Матч, по обыкновению, выдался напряженным, обе команды играли зло, то и дело возникали стычки, футболисты валялись, матерились, судья свистел (по правилам, на поле вообще нельзя было разговаривать, не то что крыть друг друга); наконец, минут за двадцать до конца встречи, Бугульма забила. Трибуны зашлись ревом восторга, казанцы бросились отыгрываться, и тут случилось страшное: их нападающий не поспел на низовую передачу и вместо мяча угодил по голове бросившемуся на перехват вратарю. Треск был слышен на всех трибунах, – как поленом о полено ударили. Вратарь лежал трупом, часть игроков бросилась к нему, а другая налетела на нападающего. Естественно, за него вступились, началась махаловка, и тут на поле повалил народ с трибун, бить казанских. Навстречу им побежали милиционеры, пожарные хватились разматывать рукава, да куда там! Часть казанских футболистов удалось все же вывести в павильон (в окна тут же полетели камни), а часть сиганула через разломанную северную трибуну в город, куда глаза глядят.
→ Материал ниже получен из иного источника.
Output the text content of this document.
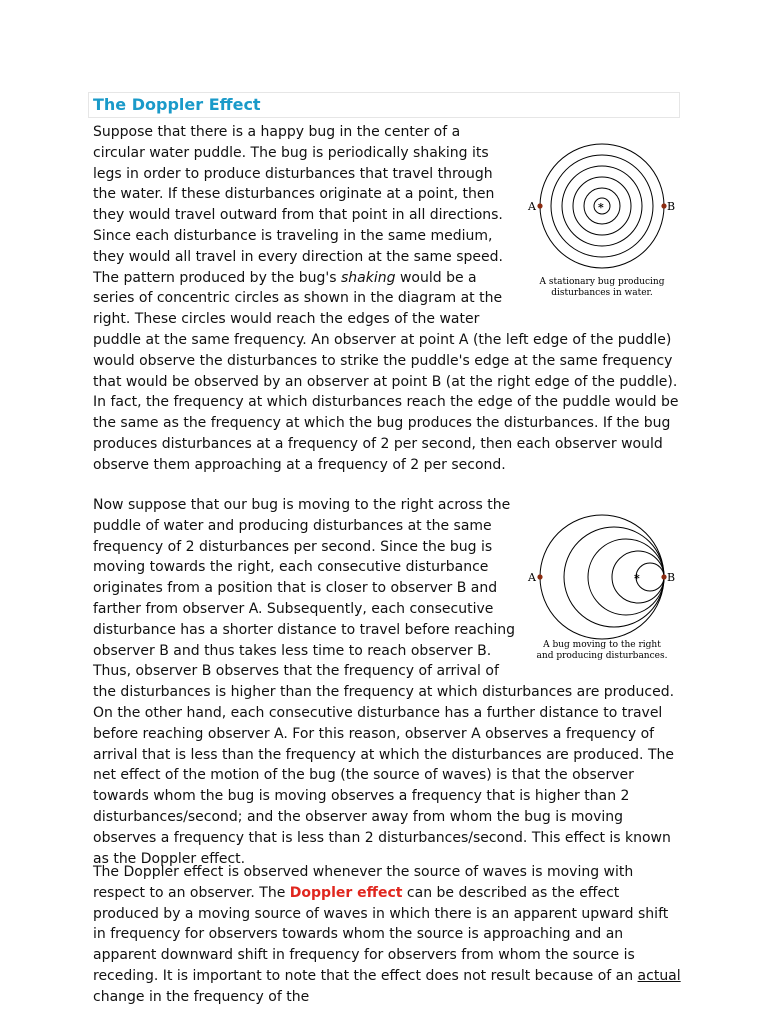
The Doppler Effect

Suppose that there is a happy bug in the center of a circular water puddle. The bug is periodically shaking its legs in order to produce disturbances that travel through the water. If these disturbances originate at a point, then they would travel outward from that point in all directions. Since each disturbance is traveling in the same medium, they would all travel in every direction at the same speed. The pattern produced by the bug's shaking would be a series of concentric circles as shown in the diagram at the right. These circles would reach the edges of the water puddle at the same frequency. An observer at point A (the left edge of the puddle) would observe the disturbances to strike the puddle's edge at the same frequency that would be observed by an observer at point B (at the right edge of the puddle). In fact, the frequency at which disturbances reach the edge of the puddle would be the same as the frequency at which the bug produces the disturbances. If the bug produces disturbances at a frequency of 2 per second, then each observer would observe them approaching at a frequency of 2 per second.

Now suppose that our bug is moving to the right across the puddle of water and producing disturbances at the same frequency of 2 disturbances per second. Since the bug is moving towards the right, each consecutive disturbance originates from a position that is closer to observer B and farther from observer A. Subsequently, each consecutive disturbance has a shorter distance to travel before reaching observer B and thus takes less time to reach observer B. Thus, observer B observes that the frequency of arrival of the disturbances is higher than the frequency at which disturbances are produced. On the other hand, each consecutive disturbance has a further distance to travel before reaching observer A. For this reason, observer A observes a frequency of arrival that is less than the frequency at which the disturbances are produced. The net effect of the motion of the bug (the source of waves) is that the observer towards whom the bug is moving observes a frequency that is higher than 2 disturbances/second; and the observer away from whom the bug is moving observes a frequency that is less than 2 disturbances/second. This effect is known as the Doppler effect.

The Doppler effect is observed whenever the source of waves is moving with respect to an observer. The Doppler effect can be described as the effect produced by a moving source of waves in which there is an apparent upward shift in frequency for observers towards whom the source is approaching and an apparent downward shift in frequency for observers from whom the source is receding. It is important to note that the effect does not result because of an actual change in the frequency of the

A	B
*
A stationary bug producing
disturbances in water.
A	B
*
A bug moving to the right
and producing disturbances.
Пожалуй, казанцев спасло то, что толпа быстро переключилась на поливавших ее водой пожарных. Пожарным накостыляли, брезентовые рукава были порезаны в два счета, а для верности взбунтовавшиеся повалили набок две из трех машин.
Когда все это завертелось, Горка с Равилем тоже дернулись было на поле, – остановил Гусман.
– Ито тебе не хватает? – спросил он Горку (в минуты волнения у Гусмана явственно прорезался татарский акцент). – ито тебе мало того всего?!
Горка остановился, Равиль тоже. Так они и просидели на трибуне вместе с кучками таких же удержавшихся, а когда все улеглось, затемно уже, пошли по домам, точнее – к Равилю, спокойно все обсудить. Все трое были слегка ошалевшими от увиденного.
– Явились? – встретил их Федор Харитонович. – Нормально все у вас?
– Ва-а-ще, атый! – ответил Равиль. – Такое было – курку, короче. – (похоже, он тоже переволновался).
– Конечно ужас, – подтвердил отец, – на весь мир так прославиться, это уже не курку, это оят, позор!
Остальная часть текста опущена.